I know this is not a source board but am after feedback if anyone has used steroidify.com or OzShop on Wickr 
Never had a successful purchase, 2 months ago I ignorantly purchased from AuSteroids.is as a recommendation from someone at the gym, never received anything and have never had them respond to my email. 
Any constructive criticism, hints or pointers would be appreciated.


----------



## Adrenolin (Jul 8, 2021)

Not new...says you joined 14min ago though?


----------



## Redbacks1 (Jul 8, 2021)

Hey. Thanks for the comment. Where are you located? That AuSteroids.is 
is NOT and nowhere to go to. 


Sent from my iPhone using Tapatalk


----------



## thejennerbrandon (Jul 8, 2021)

Redbacks1 said:


> Hey. Thanks for the comment. Where are you located? That AuSteroids.is
> is NOT and nowhere to go to.
> 
> 
> Sent from my iPhone using Tapatalk


Sydney Australia


----------



## thejennerbrandon (Jul 8, 2021)

Adrenolin said:


> Not new...says you joined 14min ago though?


Just signed up for the account but I have been browsing the forums here a while. signed up to finally post & interact 😊


----------



## Redbacks1 (Jul 8, 2021)

How are you coping in lockdown?


Sent from my iPhone using Tapatalk


----------



## Redbacks1 (Jul 8, 2021)

Welcome aboard!!


Sent from my iPhone using Tapatalk


----------



## thejennerbrandon (Jul 8, 2021)

Redbacks1 said:


> How are you coping in lockdown?
> 
> 
> Sent from my iPhone using Tapatalk


Thanks Redbacks!
Honestly it is a rollercoaster, working from home isnt terrible but I am bored out of my brain and very unproductive?


----------



## Redbacks1 (Jul 8, 2021)

You have a source right close to you. Expensive, by our terms, but quality comes at a price price. Good luck mate. 

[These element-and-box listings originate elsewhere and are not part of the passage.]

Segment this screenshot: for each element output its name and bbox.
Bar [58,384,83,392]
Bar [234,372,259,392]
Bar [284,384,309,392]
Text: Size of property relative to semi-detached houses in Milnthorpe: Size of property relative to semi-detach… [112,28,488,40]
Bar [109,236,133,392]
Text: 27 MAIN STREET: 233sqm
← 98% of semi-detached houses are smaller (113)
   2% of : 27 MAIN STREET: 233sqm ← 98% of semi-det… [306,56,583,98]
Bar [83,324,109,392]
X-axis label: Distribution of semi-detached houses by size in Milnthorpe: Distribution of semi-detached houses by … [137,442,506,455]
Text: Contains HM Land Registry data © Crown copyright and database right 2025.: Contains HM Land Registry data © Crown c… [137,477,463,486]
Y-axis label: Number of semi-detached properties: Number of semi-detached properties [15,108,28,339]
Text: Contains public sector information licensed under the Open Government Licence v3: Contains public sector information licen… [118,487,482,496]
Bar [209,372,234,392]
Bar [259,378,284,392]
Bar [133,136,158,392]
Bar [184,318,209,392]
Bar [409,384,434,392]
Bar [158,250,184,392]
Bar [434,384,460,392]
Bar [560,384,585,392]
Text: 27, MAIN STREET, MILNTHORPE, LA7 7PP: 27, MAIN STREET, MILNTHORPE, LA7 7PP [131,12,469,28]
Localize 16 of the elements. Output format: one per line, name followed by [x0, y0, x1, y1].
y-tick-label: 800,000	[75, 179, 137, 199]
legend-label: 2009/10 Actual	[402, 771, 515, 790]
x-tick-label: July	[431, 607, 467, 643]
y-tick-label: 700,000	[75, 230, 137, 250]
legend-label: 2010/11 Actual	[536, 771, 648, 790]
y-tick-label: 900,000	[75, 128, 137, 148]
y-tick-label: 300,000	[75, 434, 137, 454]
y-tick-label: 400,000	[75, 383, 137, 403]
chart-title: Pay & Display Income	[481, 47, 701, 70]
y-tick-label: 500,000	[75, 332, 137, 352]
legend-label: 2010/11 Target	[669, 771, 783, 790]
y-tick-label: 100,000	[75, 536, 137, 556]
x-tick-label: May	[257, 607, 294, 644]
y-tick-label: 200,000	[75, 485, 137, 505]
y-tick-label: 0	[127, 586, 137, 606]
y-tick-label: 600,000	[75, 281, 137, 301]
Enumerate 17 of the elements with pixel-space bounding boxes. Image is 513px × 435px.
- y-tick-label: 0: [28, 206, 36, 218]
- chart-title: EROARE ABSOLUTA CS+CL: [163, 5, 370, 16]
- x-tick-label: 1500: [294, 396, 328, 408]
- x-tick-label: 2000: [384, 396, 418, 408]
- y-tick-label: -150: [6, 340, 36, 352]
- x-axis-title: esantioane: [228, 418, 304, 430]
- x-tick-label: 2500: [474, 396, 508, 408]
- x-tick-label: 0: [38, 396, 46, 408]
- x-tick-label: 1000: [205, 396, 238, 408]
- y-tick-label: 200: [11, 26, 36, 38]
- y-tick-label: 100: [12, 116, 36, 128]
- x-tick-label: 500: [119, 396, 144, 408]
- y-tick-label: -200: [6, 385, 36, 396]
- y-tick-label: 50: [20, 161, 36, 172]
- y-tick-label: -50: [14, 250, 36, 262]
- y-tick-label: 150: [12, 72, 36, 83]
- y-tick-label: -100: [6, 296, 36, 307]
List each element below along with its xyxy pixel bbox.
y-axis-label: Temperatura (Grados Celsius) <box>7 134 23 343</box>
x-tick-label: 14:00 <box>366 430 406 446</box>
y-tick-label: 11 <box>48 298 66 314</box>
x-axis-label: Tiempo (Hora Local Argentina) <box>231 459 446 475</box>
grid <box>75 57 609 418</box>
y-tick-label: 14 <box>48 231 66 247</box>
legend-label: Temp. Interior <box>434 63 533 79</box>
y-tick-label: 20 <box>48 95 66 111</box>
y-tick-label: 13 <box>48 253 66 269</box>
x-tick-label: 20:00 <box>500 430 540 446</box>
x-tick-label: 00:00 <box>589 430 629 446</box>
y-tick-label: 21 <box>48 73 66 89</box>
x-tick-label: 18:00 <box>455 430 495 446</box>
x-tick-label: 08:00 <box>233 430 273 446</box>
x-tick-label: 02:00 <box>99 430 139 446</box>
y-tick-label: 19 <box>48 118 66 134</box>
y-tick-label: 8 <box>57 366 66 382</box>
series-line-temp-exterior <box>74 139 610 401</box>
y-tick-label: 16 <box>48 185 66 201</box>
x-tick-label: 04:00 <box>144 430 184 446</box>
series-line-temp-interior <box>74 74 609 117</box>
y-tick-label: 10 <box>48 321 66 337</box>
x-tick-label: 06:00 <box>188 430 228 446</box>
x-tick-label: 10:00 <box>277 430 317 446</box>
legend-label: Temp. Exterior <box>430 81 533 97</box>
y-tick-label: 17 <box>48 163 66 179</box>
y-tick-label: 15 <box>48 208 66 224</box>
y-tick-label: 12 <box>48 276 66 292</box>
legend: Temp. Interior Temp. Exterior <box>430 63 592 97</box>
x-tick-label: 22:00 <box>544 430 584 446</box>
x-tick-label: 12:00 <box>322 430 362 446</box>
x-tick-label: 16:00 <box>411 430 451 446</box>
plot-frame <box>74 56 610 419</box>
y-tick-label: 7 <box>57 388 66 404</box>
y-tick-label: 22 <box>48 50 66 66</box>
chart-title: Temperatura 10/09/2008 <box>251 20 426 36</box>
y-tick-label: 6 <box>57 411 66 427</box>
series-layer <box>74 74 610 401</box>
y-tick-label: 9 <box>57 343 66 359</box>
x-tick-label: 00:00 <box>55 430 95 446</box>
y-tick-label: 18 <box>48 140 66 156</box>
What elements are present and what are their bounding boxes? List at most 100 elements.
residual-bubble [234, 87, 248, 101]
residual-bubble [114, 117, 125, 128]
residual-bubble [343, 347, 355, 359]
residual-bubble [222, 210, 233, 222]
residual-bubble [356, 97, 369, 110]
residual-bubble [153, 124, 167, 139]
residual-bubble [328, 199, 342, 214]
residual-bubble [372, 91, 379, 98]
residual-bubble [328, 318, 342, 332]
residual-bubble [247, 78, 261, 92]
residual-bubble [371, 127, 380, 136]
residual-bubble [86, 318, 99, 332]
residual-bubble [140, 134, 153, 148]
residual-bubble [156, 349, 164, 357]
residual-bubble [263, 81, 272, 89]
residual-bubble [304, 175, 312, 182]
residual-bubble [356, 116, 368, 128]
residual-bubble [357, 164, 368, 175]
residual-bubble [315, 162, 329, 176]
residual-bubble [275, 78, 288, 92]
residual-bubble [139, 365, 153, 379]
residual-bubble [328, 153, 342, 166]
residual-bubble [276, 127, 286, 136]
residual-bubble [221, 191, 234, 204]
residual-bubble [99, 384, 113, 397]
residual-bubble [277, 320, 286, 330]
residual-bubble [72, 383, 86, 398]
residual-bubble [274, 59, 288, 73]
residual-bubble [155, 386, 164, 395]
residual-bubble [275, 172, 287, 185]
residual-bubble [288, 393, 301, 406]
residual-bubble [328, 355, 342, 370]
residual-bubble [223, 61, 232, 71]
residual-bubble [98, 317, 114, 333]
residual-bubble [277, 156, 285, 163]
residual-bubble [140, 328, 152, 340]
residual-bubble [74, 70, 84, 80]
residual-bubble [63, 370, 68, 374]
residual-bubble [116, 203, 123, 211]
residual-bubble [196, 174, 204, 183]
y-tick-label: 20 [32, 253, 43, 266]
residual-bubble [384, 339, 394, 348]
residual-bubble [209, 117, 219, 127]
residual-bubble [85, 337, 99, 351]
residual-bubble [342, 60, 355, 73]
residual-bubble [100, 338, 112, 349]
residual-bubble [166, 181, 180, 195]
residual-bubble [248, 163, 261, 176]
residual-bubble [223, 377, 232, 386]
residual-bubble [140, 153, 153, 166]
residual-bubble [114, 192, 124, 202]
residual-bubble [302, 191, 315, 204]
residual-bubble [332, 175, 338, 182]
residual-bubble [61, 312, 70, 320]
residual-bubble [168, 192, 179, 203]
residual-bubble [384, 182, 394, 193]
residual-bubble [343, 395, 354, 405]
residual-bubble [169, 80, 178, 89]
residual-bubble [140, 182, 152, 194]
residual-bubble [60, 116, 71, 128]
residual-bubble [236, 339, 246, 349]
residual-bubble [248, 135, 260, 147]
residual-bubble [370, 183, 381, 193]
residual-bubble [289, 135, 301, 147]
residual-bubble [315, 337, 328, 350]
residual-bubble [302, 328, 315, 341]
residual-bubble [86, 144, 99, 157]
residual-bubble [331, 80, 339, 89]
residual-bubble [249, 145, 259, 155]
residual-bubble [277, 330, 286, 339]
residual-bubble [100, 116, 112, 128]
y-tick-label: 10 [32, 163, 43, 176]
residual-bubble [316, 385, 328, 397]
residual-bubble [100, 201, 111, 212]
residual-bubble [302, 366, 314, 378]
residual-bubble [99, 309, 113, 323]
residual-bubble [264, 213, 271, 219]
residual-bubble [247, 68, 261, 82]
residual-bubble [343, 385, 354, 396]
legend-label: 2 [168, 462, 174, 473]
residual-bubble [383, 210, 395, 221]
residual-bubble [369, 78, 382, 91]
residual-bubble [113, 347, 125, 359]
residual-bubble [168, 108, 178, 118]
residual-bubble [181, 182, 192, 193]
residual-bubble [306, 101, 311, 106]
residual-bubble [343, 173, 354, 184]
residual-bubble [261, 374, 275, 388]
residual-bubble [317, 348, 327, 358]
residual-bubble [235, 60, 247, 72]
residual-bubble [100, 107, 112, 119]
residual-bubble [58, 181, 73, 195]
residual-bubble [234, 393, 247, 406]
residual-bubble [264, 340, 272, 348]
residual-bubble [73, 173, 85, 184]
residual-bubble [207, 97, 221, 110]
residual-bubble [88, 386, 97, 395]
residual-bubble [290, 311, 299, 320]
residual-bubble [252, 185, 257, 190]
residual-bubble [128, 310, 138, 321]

Sent from my iPhone using Tapatalk


----------



## Adrenolin (Jul 8, 2021)

You both can head on over to the New Member Introduction section.


----------



## thejennerbrandon (Jul 9, 2021)

Just placed an order with steroidify 
I will be sure to let everyone know how it goes 😅


----------



## CJ (Jul 9, 2021)

thejennerbrandon said:


> Just placed an order with steroidify
> I will be sure to let everyone know how it goes 😅


🤞🤞🤞🤞🤞


----------



## evarage (Jul 13, 2021)

thejennerbrandon said:


> Just placed an order with steroidify
> I will be sure to let everyone know how it goes 😅


Any Update on this?


----------



## thejennerbrandon (Jul 16, 2021)

evarage said:


> Any Update on this?


They claim to have shipped it. Will update as this progresses


----------



## evarage (Jul 18, 2021)

thejennerbrandon said:


> They claim to have shipped it. Will update as this progresses


Thank you


----------



## bfresh (Jul 20, 2021)

Any news?


----------



## Natty_Lord (Jul 26, 2021)

Keen to see how you went with this


----------



## thejennerbrandon (Jul 27, 2021)

@evarage @bfresh @Natty_Lord  - For a follow up. I still have not received anything but they did send me a tracking number today from the UK so I will keep you posted.


----------



## XLNC (Jul 29, 2021)

thejennerbrandon said:


> @evarage @bfresh @Natty_Lord  - For a follow up. I still have not received anything but they did send me a tracking number today from the UK so I will keep you posted.


Noting worse than waiting GL man


----------



## MrRogers (Aug 7, 2021)

Did anything ever show up?


----------



## thejennerbrandon (Aug 7, 2021)

Still waiting, tracking number says it has left the origin country and is on its way to AU


----------



## thejennerbrandon (Aug 10, 2021)

thejennerbrandon said:


> Still waiting, tracking number says it has left the origin country and is on its way to AU


----------



## Steeeve (Aug 10, 2021)

I take it you received your order in its entirety?


----------